In late 2006, MGA acquired Little Tikes, another manufacturer of children's toys. MGA continued introducing numerous new doll lines after that, including Moxie Girlz, Lalaloopsy, and L.O.L. Dolls! The Lalaloopsy brand consists of plastic rag dolls that come with their own personalities and pets. After peaking in popularity around 2013, the brand was revamped in 2017 with the Netflix animated series "We're Lalaloopsy." Another big success for MGA was L.O.L. Dolls!, which won a number of toy industry awards and spawned some movies and video games. MGA had further success with the launch of the Rainbow High doll line in 2020. It was soon complemented by a web series of animated shorts, and in 2022 it spawned the spinoff brand Shadow High.
Other Ventures
Among his other ventures, Larian has been a prolific stock trader. Between 2005 and 2019, he traded hundreds of millions of dollars' worth of his stock in Mattel, making a net profit of $28 million. During that time, Larian also traded in shares of rival toy company Hasbro.
In early 2018, Larian started a GoFundMe campaign to acquire the retailer Toys "R" Us, which was about to declare bankruptcy. With a goal of $1 billion, he used $200 million of his own money to get things started. However, the campaign failed, and Toys "R" Us filed for bankruptcy and closed all of its remaining stores in the US.
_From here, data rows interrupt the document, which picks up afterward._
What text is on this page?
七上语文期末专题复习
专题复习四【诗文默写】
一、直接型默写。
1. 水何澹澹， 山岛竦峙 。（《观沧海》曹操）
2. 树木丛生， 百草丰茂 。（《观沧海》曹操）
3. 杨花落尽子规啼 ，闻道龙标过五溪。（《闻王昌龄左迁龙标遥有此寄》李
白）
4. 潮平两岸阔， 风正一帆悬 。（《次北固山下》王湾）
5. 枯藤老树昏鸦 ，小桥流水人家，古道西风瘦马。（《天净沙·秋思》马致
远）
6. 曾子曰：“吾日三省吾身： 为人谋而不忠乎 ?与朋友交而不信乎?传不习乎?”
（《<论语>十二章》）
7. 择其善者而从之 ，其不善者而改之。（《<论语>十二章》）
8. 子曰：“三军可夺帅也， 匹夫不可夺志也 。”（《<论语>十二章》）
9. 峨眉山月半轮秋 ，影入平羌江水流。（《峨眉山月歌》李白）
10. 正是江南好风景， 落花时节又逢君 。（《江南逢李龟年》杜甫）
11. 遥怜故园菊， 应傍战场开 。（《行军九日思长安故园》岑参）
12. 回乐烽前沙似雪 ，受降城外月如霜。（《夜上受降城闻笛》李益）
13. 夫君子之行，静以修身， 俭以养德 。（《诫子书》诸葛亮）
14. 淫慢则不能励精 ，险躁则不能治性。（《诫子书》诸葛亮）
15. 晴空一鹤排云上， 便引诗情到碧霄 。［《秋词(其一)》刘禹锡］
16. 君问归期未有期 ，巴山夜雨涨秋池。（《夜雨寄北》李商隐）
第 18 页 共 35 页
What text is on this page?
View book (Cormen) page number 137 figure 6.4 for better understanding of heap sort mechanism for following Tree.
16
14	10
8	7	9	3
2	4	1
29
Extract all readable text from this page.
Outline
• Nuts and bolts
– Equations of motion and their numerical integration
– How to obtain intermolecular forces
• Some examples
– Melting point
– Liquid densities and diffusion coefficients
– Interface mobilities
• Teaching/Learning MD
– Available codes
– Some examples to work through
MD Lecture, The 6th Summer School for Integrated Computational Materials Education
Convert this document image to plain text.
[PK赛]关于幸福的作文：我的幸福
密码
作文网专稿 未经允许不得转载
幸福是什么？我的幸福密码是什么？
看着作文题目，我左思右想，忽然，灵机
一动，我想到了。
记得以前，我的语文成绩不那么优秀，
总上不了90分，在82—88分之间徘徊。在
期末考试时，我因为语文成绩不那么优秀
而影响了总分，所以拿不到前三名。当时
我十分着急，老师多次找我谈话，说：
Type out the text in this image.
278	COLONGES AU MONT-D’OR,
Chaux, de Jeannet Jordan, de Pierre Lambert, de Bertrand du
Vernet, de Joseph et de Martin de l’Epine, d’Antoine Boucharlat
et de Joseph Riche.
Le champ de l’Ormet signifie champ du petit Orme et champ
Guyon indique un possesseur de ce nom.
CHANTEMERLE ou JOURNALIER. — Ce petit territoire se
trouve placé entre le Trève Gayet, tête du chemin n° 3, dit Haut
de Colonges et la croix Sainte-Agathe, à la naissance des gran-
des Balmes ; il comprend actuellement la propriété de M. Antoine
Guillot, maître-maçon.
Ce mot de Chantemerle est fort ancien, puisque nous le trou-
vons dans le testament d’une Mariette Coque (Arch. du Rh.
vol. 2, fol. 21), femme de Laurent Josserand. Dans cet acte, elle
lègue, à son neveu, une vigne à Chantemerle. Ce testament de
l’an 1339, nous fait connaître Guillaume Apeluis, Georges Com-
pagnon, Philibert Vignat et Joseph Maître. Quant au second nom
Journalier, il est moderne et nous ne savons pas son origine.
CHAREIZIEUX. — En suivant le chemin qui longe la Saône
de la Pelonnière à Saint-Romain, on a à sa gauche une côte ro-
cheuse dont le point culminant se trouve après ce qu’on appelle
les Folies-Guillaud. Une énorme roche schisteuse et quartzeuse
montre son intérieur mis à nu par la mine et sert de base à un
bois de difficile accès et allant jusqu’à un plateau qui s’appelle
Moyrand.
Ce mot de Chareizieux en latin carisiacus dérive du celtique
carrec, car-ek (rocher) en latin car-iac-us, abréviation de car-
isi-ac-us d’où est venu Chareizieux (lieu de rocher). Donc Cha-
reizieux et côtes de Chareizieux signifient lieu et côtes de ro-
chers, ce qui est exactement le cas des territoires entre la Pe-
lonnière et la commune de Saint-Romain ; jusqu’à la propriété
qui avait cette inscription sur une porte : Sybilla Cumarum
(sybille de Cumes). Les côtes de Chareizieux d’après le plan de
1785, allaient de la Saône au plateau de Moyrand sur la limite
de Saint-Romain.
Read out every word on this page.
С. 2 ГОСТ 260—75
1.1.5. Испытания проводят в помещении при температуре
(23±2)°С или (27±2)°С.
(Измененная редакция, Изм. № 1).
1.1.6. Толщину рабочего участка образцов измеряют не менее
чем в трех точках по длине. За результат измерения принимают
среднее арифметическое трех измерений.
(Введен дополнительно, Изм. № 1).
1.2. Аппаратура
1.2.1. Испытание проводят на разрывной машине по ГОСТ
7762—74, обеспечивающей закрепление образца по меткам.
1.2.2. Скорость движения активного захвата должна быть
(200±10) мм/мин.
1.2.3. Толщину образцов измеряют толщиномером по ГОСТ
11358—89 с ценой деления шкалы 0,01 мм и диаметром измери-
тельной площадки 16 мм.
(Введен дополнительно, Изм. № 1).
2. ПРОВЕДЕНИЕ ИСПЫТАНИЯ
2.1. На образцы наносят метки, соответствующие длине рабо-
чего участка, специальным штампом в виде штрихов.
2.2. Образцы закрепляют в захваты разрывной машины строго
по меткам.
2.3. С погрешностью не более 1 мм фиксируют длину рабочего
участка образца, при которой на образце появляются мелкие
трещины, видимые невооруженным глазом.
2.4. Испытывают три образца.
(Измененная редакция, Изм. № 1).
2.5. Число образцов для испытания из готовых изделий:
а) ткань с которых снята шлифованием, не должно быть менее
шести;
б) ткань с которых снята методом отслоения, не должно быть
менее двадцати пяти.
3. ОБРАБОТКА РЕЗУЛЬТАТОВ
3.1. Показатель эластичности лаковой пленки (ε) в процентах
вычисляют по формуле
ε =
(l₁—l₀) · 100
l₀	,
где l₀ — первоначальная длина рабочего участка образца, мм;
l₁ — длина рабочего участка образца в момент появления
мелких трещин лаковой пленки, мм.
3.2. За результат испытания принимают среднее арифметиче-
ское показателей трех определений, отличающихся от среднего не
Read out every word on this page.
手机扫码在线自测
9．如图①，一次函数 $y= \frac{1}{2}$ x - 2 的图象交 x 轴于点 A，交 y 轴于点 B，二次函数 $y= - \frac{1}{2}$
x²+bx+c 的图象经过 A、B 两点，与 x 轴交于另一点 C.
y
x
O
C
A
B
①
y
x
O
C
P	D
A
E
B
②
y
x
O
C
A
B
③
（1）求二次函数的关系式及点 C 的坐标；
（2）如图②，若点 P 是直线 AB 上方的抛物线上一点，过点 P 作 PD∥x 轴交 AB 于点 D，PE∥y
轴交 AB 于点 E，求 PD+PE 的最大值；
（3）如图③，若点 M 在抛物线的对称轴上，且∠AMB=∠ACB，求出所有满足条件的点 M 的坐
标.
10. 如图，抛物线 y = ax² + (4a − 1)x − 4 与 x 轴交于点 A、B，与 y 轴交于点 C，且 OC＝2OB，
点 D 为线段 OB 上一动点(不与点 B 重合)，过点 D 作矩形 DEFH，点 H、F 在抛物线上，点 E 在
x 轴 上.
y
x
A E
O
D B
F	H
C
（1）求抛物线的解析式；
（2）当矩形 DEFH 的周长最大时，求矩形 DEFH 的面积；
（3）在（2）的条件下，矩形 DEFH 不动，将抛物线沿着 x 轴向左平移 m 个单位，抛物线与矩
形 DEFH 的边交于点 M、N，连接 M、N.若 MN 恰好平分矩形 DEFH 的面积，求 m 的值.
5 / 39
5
Personal Life & Real Estate
With his wife and three children.
In the 1990s Isaac and his wife Angela custom-built an 11,000 square-foot mansion in the ultra-exclusive Holmby Hills neighborhood of Los Angeles. In 2017 Isaac and Angela paid $24 million for a Frank Gehry-designed oceanfront home in Malibu. In September 2020, Isaac's daughter and her real estate developer husband paid $29 million for a nearby mansion. In March 2021 Isaac paid $18.25 million for the house across the street from his original 1990s-era mansion.